"It’s important that doctors tweak out what the objectives are for each individual patient and try to facilitate these in terms of how they are managed, and what treatments options are available," Mr. Low said. Quality of life should be considered as much as clinical outcomes, he suggested.
RareConnect Gathers Patient-Reported Information
An initiative called RareConnect could help provide important information about the effects of treatment from the patient perspective. Run by the EURODIS (European Organization for Rare Diseases), and by the U.S.-based NORD (National Organization for Rare Disorders), RareConnect is a social network of rare-disease communities that offers users the opportunity to assess patient-reported quality of life via a series of Internet-based questionnaires.
"What we are trying to do is bring a certain sense of structure now to the way patients can report on outcomes, essentially," said Denis Costello, who is leading the RareConnect project on behalf of EURODIS.
A pilot project is underway in patients with myeloma, he added in an interview. The Internet-based tool involves a series of interactive questionnaires that patients answer at a minimum of once a week. The collected information will include when patients were diagnosed, what treatments they have used, and their sliding-scale ratings of any side effects they have experienced.
RareConnect also allows patients to see how they compare with the rest of the community, and they can discuss their condition with others who are in a similar situation.
To develop a patient-friendly tool with the right level of lightness has been challenging because physicians want it to follow the lines of the quality of life scales and currently available instruments, Mr. Costello said. Physicians "want to get statistically significant data, but patients, we know, are not going to fill in those kinds of questionnaires."
Ultimately, "we want to provide a tool to patients to help them better self-manage their own outcomes in conjunction with their [health care professional], because we feel that this tool can help the patient, and bring a new dynamism between patient and doctor," he explained.

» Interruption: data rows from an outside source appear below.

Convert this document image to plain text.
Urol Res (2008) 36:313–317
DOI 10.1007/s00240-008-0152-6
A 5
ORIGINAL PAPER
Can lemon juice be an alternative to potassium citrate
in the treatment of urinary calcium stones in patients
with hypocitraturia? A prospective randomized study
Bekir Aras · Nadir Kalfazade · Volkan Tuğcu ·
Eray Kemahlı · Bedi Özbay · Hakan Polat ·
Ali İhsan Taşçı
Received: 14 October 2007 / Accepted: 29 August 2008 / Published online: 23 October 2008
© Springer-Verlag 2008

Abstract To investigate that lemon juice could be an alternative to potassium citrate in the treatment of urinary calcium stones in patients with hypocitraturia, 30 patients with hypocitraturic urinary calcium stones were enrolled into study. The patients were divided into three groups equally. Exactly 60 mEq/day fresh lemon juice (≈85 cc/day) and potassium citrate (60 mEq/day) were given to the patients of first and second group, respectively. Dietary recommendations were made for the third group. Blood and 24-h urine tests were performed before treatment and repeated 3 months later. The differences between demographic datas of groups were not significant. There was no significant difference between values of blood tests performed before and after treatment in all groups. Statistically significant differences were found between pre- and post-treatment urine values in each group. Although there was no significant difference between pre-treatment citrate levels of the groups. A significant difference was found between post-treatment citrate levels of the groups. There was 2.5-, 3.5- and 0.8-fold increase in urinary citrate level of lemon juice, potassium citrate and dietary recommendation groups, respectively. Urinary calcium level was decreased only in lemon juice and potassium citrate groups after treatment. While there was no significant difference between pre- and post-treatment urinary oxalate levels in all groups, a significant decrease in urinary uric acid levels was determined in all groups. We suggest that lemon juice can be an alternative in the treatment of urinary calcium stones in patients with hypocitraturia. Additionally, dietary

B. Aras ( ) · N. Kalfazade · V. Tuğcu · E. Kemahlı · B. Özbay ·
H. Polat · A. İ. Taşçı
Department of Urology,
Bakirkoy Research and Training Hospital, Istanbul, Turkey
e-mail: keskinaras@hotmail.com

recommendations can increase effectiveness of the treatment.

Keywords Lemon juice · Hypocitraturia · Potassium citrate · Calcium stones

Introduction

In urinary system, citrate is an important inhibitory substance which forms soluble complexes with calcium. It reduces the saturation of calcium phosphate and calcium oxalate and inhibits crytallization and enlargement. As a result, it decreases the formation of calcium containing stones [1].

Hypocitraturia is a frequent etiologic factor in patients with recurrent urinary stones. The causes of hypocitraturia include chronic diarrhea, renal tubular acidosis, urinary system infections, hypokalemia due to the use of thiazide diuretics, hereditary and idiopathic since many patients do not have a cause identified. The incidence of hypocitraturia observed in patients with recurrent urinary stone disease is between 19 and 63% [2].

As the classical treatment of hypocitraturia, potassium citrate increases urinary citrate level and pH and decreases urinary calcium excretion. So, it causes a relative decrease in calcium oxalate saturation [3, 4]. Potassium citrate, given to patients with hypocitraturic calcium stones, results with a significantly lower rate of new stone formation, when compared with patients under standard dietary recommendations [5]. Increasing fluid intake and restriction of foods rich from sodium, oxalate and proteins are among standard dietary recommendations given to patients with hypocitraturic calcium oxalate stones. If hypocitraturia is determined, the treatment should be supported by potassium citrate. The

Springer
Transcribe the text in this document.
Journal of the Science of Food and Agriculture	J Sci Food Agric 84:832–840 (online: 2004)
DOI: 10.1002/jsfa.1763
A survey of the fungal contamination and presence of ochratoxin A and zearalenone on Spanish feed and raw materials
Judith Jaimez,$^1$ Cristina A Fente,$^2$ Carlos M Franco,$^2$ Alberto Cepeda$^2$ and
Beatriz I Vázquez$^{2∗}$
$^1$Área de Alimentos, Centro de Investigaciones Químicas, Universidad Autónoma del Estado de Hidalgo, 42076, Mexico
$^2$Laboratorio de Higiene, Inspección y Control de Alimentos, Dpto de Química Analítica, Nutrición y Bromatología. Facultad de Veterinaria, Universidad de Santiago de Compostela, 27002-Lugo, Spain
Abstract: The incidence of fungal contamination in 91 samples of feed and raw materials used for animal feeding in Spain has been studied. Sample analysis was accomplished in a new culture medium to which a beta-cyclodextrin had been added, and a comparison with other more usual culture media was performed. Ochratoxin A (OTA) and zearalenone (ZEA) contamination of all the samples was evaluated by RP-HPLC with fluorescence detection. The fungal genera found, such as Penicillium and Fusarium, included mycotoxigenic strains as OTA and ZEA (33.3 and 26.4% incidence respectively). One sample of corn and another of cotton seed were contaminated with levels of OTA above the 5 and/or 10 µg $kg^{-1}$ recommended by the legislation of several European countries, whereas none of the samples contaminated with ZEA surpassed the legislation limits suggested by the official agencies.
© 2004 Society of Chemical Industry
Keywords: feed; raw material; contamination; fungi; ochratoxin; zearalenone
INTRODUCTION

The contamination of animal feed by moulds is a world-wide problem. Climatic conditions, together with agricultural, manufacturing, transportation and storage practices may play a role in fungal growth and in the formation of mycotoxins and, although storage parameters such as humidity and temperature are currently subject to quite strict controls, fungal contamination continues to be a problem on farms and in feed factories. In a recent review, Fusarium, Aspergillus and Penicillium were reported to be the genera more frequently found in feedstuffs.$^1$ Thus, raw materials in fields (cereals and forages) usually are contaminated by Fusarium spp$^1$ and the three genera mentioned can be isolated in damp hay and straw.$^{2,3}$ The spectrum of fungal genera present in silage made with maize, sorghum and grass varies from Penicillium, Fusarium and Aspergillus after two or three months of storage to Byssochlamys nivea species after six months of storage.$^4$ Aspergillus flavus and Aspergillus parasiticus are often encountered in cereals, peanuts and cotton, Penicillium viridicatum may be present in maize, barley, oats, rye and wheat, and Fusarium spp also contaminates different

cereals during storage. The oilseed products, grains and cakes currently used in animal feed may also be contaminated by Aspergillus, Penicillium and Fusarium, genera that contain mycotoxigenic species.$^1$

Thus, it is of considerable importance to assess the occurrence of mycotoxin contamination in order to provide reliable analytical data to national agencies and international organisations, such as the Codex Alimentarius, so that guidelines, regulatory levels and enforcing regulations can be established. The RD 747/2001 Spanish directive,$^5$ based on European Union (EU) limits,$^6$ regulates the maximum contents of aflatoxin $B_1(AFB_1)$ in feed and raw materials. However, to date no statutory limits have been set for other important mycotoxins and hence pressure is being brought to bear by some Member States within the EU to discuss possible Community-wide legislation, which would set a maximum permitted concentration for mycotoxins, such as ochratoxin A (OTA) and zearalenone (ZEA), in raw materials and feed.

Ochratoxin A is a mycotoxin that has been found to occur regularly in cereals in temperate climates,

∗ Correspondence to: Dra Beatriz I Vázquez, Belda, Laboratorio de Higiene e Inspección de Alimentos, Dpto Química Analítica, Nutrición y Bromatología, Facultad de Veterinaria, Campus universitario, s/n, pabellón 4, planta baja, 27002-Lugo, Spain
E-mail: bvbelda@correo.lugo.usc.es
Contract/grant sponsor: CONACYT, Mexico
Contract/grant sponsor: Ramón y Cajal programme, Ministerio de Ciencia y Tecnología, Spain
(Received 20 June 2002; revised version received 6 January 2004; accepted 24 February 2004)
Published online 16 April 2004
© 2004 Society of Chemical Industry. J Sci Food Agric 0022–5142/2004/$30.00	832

"It’s about discussion, really," Mr. Costello added, noting that the tool could help patients be more aware of their treatment and how it may affect them. In myeloma, for example, it could help prevent patients’ stopping treatment too early and later suffering a relapse.
"We really want to empower patients to see that [perhaps] you need to stay on the treatment a bit longer, and sometimes you need to fight," he suggested. RareConnect and other similar initiatives could provide the starting evidence that patients need to discuss such issues with their doctor.
Measuring Quality of Life
The European Hematology Association’s Scientific Working Group on Quality of Life and Symptoms has just published guidelines on how to assess quality of life in patients with hematologic disorders. Aimed at the practicing hematologist, these guidelines cover hematological malignancies, as well as other blood conditions.
"As physicians, as researchers, we understand that we do have new treatment modalities; we are able to provide good quality of care, but it very important to have the patient perspective to know if we are doing everything in the right way," said Tatyana Ionova, Ph.D., professor of the Postgraduate Education Institute at the National Medical Surgical Center Northwestern Branch in St. Petersburg, Russian Federation.
"Sometimes we may have information about the success or benefit or risks of treatment only from the patient perspective. That is why we try to develop the instruments, [which are] standardized measures that are able to ask the patients about their physical, social, psychological well-being, about [their] symptoms," Dr. Ionova said.
The EHA guidelines on "Patient-Reported Outcomes in Hematology" recognize that there are differences between hematologic diseases in terms of the quality of life assessments that can be used, "because bone marrow transplantation is very different from ITP [immune thrombocytopenic purpura," Dr. Ionova noted.
So how should hematologists measure quality of life? "First, read the guidelines," she suggested. "Then, have some very simple training about the questionnaires and how to use them."
These questionnaires shouldn’t take very long to be completed by or with the patient, she added. The important thing is that quality of life is considered.
The Myeloma Euronet survey was made possible through an unrestricted grant from Ortho Biotech. All authors reported no relevant disclosures other than working for their respective organizations.